Eugénie baisse la tête avant d'ajouter :

— J'espère qu'un jour, j'aurai le courage de te dire tout cela en face. Si tu savais à quel point je t'aime…

Eugénie expire jusqu'à ce que son souffle se perde. Vidée, épuisée. Elle se sent comme une épave échouée, certes à l'abri des tempêtes, mais bien loin des courants qui nous font voguer vers les aubes naissantes. Elle va devoir attendre un peu avant de trouver la force de retourner se coucher auprès de Victor. Souvent, quand ses enfants, plus jeunes, n'étaient pas là, elle s'adressait déjà à eux. Pour leur donner du courage, pour les rassurer. Elle était convaincue qu'ils en recevaient au moins l'intention, comme une onde de bienveillance qui se jouerait des distances. Plus que jamais, Eugénie espère que ce lien magique nourri d'affection existe, qu'il n'est pas rompu malgré ses errements.

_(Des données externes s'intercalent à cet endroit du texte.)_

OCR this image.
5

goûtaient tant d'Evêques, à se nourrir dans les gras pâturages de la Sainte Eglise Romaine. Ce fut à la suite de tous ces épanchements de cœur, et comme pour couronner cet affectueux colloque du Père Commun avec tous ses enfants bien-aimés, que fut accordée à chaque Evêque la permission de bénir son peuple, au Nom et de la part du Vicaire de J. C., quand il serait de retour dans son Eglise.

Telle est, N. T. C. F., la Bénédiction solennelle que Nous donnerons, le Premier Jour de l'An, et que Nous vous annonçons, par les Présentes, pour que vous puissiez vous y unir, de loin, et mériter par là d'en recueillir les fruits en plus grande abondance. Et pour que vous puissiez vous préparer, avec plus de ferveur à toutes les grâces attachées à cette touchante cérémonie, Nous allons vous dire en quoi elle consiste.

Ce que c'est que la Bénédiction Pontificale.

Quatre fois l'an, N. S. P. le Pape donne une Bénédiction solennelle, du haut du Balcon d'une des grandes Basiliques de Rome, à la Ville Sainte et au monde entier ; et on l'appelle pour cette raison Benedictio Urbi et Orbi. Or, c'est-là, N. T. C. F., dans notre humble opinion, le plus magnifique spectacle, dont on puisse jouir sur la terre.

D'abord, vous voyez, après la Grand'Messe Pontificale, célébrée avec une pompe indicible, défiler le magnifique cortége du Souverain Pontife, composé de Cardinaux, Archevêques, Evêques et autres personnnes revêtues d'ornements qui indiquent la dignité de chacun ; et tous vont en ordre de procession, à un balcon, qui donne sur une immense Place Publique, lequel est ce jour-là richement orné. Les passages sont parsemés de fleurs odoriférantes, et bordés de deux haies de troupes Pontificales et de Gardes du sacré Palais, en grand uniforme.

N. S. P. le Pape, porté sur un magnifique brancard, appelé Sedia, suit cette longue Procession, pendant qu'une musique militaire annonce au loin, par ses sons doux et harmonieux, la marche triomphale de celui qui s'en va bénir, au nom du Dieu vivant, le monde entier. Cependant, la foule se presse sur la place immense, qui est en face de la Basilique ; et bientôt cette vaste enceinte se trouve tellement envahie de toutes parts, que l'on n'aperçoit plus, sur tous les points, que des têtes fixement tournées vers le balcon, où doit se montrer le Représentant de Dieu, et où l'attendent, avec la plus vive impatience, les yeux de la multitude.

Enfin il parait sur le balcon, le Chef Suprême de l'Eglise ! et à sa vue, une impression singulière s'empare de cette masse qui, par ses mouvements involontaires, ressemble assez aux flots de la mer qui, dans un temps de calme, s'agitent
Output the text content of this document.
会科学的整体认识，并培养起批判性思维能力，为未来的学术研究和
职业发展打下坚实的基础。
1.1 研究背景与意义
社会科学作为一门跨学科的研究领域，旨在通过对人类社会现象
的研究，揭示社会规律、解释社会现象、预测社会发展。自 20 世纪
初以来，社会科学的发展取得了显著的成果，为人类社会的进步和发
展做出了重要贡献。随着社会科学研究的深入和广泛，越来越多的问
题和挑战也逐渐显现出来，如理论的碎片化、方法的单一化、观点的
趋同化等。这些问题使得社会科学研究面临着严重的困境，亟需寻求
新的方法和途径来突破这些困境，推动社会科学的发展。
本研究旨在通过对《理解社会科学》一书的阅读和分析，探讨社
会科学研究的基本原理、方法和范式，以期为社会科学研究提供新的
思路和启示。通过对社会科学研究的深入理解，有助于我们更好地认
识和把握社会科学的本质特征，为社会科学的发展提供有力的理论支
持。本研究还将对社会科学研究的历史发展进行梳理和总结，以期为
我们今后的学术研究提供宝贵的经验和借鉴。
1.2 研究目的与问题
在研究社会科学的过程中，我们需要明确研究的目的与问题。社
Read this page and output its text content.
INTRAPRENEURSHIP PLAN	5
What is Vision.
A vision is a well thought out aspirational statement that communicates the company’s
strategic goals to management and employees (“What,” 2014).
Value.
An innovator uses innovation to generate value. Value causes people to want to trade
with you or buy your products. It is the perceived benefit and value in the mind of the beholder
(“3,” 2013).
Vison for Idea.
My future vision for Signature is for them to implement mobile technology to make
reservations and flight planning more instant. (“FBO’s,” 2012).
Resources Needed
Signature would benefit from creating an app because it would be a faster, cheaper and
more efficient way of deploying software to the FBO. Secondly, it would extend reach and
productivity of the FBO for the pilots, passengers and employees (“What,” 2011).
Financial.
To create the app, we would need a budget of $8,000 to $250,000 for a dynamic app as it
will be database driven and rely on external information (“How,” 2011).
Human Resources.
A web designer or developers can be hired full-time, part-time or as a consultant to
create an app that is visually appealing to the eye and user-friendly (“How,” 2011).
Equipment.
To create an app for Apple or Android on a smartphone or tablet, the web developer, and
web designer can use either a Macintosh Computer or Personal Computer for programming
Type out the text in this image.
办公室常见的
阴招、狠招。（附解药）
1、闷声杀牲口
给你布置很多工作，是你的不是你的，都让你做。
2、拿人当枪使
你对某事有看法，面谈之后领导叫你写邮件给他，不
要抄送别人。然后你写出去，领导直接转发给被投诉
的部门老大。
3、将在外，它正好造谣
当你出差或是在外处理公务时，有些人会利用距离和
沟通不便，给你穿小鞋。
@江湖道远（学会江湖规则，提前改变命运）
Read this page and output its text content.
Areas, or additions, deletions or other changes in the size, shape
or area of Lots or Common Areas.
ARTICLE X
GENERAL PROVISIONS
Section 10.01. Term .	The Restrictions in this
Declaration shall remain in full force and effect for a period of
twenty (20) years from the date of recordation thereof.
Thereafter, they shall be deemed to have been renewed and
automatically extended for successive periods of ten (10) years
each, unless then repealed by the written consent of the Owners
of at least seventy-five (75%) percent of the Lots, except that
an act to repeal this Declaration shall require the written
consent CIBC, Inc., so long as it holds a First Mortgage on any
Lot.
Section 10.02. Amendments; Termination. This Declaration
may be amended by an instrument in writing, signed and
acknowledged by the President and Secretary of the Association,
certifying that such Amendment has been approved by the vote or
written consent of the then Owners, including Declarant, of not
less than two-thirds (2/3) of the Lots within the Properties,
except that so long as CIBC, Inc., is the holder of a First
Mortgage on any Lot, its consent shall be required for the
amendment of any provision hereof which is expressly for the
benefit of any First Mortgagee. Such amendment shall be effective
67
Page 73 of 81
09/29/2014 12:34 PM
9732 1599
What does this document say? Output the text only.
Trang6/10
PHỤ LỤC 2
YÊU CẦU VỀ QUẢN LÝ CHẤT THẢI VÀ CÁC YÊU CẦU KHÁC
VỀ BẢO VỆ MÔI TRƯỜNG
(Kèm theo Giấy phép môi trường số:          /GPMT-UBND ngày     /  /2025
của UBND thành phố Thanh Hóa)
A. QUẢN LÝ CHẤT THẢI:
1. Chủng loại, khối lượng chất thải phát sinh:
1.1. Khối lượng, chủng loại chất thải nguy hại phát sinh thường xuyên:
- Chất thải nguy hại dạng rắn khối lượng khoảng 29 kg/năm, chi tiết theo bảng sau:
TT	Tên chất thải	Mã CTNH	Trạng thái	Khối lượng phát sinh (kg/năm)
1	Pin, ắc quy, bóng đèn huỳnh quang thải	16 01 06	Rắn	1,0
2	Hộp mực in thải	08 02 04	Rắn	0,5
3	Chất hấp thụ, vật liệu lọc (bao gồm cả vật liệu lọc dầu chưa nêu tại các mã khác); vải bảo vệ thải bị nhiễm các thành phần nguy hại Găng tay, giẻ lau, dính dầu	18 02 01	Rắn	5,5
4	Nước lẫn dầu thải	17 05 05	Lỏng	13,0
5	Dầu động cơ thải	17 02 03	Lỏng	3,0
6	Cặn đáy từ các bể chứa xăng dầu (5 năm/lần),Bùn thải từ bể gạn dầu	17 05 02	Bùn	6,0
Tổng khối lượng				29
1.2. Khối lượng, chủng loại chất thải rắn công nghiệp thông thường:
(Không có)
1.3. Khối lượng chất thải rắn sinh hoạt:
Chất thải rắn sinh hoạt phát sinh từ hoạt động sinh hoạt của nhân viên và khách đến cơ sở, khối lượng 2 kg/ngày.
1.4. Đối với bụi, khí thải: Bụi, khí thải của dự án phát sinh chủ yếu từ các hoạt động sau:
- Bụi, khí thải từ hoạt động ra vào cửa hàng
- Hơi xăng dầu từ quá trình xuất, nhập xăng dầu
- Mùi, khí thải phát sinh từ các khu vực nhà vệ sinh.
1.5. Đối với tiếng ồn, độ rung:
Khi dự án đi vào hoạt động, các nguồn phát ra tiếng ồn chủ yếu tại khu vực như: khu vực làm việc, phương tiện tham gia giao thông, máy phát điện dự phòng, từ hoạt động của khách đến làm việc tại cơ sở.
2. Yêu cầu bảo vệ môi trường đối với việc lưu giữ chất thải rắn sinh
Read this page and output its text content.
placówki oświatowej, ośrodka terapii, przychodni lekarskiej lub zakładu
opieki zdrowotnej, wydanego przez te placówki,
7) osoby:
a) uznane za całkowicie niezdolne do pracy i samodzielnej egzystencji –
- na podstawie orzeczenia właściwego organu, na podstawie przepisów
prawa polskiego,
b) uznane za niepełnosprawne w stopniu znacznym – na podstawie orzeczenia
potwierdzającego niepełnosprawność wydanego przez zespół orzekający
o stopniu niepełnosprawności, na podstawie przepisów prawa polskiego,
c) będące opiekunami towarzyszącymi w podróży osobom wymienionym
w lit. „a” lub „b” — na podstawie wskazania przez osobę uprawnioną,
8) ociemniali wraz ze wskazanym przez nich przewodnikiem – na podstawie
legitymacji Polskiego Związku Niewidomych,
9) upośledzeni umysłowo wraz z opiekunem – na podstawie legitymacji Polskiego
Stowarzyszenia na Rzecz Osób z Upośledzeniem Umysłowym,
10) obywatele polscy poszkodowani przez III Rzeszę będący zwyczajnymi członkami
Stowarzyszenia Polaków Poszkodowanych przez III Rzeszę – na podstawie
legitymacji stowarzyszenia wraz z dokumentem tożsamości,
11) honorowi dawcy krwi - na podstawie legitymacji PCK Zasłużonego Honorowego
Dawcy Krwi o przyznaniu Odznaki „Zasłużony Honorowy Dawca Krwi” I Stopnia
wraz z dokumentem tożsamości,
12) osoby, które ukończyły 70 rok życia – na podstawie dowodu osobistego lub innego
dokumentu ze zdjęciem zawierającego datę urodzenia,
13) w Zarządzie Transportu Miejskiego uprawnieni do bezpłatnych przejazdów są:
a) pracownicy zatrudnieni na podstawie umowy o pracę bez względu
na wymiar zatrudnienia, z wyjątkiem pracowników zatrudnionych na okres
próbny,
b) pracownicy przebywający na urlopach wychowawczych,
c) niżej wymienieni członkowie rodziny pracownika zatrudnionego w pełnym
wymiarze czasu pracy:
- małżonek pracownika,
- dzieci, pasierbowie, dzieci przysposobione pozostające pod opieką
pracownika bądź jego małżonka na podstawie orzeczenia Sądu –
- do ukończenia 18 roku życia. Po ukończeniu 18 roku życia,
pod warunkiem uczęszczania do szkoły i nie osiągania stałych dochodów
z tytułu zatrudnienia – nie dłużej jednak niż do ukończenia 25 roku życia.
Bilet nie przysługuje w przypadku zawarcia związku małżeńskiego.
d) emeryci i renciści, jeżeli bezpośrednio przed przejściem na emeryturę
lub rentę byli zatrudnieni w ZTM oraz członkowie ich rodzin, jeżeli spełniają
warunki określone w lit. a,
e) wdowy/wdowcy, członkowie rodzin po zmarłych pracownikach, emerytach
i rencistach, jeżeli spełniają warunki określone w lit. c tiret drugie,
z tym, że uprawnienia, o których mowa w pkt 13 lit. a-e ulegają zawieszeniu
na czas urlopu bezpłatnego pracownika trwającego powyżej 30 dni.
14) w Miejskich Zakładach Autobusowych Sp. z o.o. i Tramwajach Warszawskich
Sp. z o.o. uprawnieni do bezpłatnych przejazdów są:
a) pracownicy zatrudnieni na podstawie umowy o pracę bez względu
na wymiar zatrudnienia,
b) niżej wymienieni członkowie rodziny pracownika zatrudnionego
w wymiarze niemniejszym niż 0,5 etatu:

Elle ne saura jamais si ses enfants perçoivent ce qu'elle leur murmure avec tant d'amour. Ce n'est pas grave. Par contre, quelqu'un d'autre, dont elle ne soupçonne pas la présence, a parfaitement entendu.

43

La porte de la loge de Natacha s'ouvre. Nicolas en sort, livide. Il s'appuie contre le chambranle. Juliette, qui est en train d'annoncer à tout le monde qu'elle assistera à la représentation de ce soir en compagnie de Loïc, s'arrête à sa hauteur.

— Eh ben alors ? Notre metteur en scène préféré aurait-il mangé un truc pas frais ?

— Il va falloir annuler…

— Qu'est-ce que tu dis ?

Par l'entrebâillement, Juliette aperçoit Natacha, effondrée sur sa coiffeuse. Elle sanglote. Alertés par ses gémissements, Chantal et Taylor arrivent à leur tour. L'habilleur se précipite pour réconforter la comédienne.

— Il va falloir annuler, répète Nicolas, désemparé. On ne peut pas jouer ce soir.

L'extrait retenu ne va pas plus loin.